Un estudio arrojó que los hombres que consumen un promedio de 56 gramos de etanol al día (4 cervezas) tomaron un 16% más de calorías que el grupo de referencia de los no bebedores. Los dos grupos, los bebedores y no bebedores, tenían cantidades idénticas de actividad física [10]. Por lo tanto, lógicamente, se podría pensar que los bebedores ganaron algunos kilos. Pues no.

Ambos grupos tenían el mismo índice de masa corporal a pesar de todas esas calorías en exceso para los bebedores.

Entonces, ¿el alcohol tiene una vida secreta como superhéroe quemagrasas, hábilmente disfrazado como vicio adictivo? Es dudoso. Nadie ha medido lo que sucedería si enfrentas a dos grupos de bebedores y no bebedores que consuman la misma cantidad de calorías totales, y seguirlos a lo largo del tiempo.

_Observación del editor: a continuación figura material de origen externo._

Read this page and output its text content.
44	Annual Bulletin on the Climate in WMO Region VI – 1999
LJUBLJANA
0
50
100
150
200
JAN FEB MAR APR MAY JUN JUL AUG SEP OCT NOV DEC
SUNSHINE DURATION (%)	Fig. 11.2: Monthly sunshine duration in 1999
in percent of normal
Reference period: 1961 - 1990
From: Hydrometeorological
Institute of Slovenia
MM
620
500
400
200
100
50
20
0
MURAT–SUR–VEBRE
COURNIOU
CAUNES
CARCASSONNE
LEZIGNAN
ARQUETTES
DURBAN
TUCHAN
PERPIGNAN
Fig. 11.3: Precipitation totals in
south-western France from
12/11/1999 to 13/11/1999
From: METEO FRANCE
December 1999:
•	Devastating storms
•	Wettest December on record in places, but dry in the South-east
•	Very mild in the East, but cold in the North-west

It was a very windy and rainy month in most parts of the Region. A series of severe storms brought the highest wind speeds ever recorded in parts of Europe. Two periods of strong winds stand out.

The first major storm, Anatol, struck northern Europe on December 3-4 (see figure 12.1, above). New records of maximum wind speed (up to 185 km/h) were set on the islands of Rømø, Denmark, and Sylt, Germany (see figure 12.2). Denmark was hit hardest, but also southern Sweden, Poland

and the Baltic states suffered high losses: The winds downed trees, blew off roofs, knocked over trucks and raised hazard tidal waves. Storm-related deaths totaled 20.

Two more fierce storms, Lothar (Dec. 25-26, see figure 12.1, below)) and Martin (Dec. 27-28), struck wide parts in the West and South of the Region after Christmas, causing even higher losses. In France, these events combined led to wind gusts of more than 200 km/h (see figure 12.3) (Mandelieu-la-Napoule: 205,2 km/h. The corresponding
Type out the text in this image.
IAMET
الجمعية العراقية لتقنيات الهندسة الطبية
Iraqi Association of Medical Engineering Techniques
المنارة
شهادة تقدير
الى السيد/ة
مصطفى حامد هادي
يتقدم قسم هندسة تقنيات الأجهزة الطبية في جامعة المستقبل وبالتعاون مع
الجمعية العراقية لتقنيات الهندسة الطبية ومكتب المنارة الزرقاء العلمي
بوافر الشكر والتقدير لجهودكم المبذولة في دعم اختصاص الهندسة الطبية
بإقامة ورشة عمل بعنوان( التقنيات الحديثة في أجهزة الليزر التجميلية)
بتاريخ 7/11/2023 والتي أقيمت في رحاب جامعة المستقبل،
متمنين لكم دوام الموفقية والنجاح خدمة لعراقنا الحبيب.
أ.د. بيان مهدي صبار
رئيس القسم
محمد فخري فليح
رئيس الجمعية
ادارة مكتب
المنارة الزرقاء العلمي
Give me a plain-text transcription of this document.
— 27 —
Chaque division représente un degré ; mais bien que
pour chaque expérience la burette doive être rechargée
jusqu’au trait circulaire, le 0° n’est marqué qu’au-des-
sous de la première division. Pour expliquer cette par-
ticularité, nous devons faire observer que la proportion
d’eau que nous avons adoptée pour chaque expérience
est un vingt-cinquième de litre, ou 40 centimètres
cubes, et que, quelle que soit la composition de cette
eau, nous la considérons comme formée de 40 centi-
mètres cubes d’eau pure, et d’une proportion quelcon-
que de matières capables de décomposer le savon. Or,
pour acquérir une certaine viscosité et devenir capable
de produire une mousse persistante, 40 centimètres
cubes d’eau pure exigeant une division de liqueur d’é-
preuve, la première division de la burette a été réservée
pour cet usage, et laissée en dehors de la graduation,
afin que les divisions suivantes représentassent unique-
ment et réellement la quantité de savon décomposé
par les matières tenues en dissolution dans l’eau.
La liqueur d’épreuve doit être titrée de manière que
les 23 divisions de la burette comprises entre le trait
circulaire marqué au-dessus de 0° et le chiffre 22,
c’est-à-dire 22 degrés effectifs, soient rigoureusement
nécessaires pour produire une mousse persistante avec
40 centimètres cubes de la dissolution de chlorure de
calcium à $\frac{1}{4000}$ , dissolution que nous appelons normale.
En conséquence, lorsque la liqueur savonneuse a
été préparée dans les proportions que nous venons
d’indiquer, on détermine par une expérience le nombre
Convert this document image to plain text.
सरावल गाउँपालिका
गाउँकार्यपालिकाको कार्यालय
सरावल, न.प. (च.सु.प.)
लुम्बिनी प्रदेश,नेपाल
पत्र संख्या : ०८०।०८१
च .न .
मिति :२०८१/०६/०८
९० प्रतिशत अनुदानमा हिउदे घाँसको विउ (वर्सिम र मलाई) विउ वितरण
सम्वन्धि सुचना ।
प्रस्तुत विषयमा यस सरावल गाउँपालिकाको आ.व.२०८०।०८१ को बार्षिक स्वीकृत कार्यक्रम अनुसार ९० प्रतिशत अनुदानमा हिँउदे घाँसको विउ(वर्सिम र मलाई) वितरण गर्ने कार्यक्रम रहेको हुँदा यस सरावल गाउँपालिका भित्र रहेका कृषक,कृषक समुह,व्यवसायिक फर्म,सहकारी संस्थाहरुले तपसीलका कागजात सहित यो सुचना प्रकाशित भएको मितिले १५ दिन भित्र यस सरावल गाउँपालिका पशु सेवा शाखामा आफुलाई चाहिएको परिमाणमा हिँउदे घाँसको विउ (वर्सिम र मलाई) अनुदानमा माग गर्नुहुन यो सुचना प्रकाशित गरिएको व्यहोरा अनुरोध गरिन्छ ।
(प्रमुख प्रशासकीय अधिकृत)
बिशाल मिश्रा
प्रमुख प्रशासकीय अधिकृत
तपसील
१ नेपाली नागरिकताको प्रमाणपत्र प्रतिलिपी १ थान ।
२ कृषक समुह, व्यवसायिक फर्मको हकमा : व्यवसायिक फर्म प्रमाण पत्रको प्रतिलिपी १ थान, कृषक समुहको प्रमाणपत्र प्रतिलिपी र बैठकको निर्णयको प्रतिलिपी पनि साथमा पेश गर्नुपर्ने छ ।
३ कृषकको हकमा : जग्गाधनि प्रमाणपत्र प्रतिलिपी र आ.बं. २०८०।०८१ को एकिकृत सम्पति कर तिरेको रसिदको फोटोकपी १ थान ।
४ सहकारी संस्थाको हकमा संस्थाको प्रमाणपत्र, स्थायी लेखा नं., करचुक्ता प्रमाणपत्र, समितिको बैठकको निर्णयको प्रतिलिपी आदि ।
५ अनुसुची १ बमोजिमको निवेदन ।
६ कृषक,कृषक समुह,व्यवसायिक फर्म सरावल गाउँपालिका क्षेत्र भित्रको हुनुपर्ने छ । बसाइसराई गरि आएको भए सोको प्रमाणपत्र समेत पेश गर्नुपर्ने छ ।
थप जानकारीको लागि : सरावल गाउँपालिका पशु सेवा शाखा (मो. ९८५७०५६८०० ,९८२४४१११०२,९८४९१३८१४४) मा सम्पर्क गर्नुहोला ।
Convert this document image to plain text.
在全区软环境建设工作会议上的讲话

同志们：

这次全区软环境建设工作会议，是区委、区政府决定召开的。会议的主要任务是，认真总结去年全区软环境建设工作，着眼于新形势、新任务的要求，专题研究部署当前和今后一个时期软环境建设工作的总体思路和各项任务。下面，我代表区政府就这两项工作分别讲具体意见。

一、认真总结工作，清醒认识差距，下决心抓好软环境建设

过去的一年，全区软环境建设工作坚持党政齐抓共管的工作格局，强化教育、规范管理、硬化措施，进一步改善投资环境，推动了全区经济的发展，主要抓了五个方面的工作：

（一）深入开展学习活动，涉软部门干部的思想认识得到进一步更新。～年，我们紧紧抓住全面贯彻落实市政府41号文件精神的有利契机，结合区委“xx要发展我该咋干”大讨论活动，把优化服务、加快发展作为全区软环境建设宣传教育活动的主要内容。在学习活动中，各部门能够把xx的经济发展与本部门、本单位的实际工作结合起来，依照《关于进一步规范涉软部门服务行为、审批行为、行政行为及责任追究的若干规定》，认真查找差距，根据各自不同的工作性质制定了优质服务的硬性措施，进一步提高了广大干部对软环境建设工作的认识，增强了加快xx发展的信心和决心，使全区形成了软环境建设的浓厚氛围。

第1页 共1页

Un estudio comparó dos dietas para perder peso (1500 kcal por día). En una dieta los sujetos obtuvieron un 10% de sus calorías totales del vino blanco (150 kcal, o un poco más de un vaso por día). El otro grupo recibió un 10% de zumo de uva. Pasados tres meses, el grupo del vino blanco perdió casi 1 kilo de peso corporal total, aunque la diferencia no fue estadísticamente significativa [11].

Nadie sabe cómo podría funcionar esto en el tiempo. Mi conjetura es que el efecto probablemente sería neutral. Aunque el alcohol estimula un mayor gasto de calorías, también suprime la oxidación de grasa y el cuerpo quema más calorías, pero menos grasa.

Dicho esto, otra línea de investigación sugiere que la activación de la AMPK que produce el alcohol, una enzima que regula el metabolismo, ayuda a perder grasa mediante el aumento de sensibilidad a la insulina [12, 13].